Rational design of spatial charge separation and targeted active site Cu for highly selective photocatalytic CO2 reduction to CH4

Abstract

Photocatalytic CO2 reduction reaction (CO2RR) is usually constrained by sluggish kinetics and low product selectivity. Herein, a Cu-doping multi-tier hierarchical S-scheme heterostructure Cu-ZnIn2S4/ZIF-67 was fabricated, achieving highly efficient photocatalytic CO2RR under visible light without additional thermal input.

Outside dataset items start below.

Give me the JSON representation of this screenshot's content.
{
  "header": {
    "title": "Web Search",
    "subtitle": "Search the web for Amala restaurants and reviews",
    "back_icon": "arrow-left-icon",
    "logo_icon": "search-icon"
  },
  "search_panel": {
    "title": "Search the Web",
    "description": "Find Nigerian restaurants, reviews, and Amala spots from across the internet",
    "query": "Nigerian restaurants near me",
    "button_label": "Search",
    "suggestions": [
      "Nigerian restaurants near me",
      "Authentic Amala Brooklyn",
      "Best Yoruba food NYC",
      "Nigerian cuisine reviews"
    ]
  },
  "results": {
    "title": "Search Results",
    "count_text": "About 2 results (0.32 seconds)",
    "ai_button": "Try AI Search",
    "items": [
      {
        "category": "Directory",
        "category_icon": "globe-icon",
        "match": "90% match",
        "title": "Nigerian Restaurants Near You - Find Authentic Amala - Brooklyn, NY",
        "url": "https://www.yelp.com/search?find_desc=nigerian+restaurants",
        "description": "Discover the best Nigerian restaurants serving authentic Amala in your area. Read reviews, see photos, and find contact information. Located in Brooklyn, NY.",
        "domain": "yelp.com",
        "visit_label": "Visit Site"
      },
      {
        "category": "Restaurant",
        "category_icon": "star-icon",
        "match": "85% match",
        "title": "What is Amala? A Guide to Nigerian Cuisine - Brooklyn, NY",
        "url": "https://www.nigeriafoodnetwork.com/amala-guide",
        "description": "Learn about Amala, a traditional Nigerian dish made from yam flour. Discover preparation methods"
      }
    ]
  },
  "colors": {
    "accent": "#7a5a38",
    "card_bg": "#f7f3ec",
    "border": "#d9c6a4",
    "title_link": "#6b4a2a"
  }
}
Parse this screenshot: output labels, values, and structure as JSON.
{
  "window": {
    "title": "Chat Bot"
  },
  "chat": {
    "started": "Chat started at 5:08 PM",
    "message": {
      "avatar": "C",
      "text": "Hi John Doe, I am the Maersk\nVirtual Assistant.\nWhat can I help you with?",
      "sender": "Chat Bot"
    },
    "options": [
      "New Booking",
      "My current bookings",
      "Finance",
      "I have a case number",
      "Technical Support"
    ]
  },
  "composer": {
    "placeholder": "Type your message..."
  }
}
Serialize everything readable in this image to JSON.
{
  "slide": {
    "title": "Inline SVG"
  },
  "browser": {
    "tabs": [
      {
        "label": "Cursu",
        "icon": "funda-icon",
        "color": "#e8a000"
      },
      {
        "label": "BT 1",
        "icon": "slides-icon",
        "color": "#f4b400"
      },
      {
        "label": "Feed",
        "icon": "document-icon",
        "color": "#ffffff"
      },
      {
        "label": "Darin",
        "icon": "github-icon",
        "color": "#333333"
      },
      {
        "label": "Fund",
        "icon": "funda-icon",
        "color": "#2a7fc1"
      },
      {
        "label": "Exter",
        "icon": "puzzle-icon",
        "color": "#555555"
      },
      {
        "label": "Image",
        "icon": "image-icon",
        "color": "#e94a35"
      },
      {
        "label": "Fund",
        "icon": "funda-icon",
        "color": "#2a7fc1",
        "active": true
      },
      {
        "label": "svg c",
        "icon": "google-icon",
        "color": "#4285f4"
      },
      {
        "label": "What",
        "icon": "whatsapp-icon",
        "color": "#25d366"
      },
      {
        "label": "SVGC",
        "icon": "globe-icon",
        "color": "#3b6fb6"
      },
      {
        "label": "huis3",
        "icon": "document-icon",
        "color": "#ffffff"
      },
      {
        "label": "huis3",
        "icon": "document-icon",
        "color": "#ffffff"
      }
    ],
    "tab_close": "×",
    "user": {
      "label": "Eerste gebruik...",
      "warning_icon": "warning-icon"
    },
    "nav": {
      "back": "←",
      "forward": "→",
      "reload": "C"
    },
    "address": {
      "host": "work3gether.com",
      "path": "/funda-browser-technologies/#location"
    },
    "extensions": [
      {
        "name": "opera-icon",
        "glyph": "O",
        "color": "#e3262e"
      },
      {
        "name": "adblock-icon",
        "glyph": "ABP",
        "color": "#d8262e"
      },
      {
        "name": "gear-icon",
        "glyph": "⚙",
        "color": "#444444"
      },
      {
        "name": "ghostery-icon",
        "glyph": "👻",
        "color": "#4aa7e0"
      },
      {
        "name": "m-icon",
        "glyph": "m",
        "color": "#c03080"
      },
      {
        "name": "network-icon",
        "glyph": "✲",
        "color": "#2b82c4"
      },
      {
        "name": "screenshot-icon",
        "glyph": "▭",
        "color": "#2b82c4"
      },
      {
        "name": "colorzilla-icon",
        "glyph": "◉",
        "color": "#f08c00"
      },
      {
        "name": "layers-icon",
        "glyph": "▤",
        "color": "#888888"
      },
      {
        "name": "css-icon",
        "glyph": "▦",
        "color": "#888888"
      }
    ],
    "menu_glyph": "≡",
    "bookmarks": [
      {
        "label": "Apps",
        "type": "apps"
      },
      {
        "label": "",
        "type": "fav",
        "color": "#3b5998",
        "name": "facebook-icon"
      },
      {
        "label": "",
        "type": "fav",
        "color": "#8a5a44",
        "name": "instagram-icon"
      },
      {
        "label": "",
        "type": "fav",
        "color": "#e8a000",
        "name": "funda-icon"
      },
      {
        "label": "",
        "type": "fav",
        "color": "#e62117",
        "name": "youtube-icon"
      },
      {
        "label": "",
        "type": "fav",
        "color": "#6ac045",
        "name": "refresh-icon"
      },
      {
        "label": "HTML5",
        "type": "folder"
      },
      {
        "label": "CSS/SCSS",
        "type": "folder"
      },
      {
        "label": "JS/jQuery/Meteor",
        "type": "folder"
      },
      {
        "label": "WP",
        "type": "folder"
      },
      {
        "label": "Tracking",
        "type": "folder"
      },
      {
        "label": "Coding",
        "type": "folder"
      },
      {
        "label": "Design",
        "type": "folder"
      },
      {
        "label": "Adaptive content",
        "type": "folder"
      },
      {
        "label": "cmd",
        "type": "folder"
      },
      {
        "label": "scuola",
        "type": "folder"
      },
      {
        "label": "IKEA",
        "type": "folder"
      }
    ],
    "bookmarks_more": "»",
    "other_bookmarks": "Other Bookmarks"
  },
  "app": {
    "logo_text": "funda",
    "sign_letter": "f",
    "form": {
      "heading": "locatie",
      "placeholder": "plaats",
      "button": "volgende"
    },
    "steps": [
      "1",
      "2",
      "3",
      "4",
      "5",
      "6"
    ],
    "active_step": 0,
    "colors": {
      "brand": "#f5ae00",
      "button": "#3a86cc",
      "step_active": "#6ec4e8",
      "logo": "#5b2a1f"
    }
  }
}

At low pressure (absolute pressure 40 kPa), the optimized catalyst 2Cu-ZISF demonstrated a CH4 yield of 22.27 μmol g−1h−1 with a selectivity of 94.7 %. In situ XPS and EPR confirmed that the photogenerated charge transfer obeys an S-scheme mechanism, with Cu sites serving as electron-rich centers, facilitating spatial charge separation. In situ DRIFT detected reaction intermediates of photocatalytic CO2RR mechanism, and Gibbs free energy calculations via Density Functional Theory revealed that Cu incorporation significantly stabilizes surface CO* species, thus reducing CO(g) production and facilitating hydrogenation, thereby acting as targeted active sites for CH4 production. This work overcomes the limitations of slow reaction kinetics and offers an in-depth understanding of how to design effective S-scheme heterojunction photocatalysts and their charge transfer mechanisms.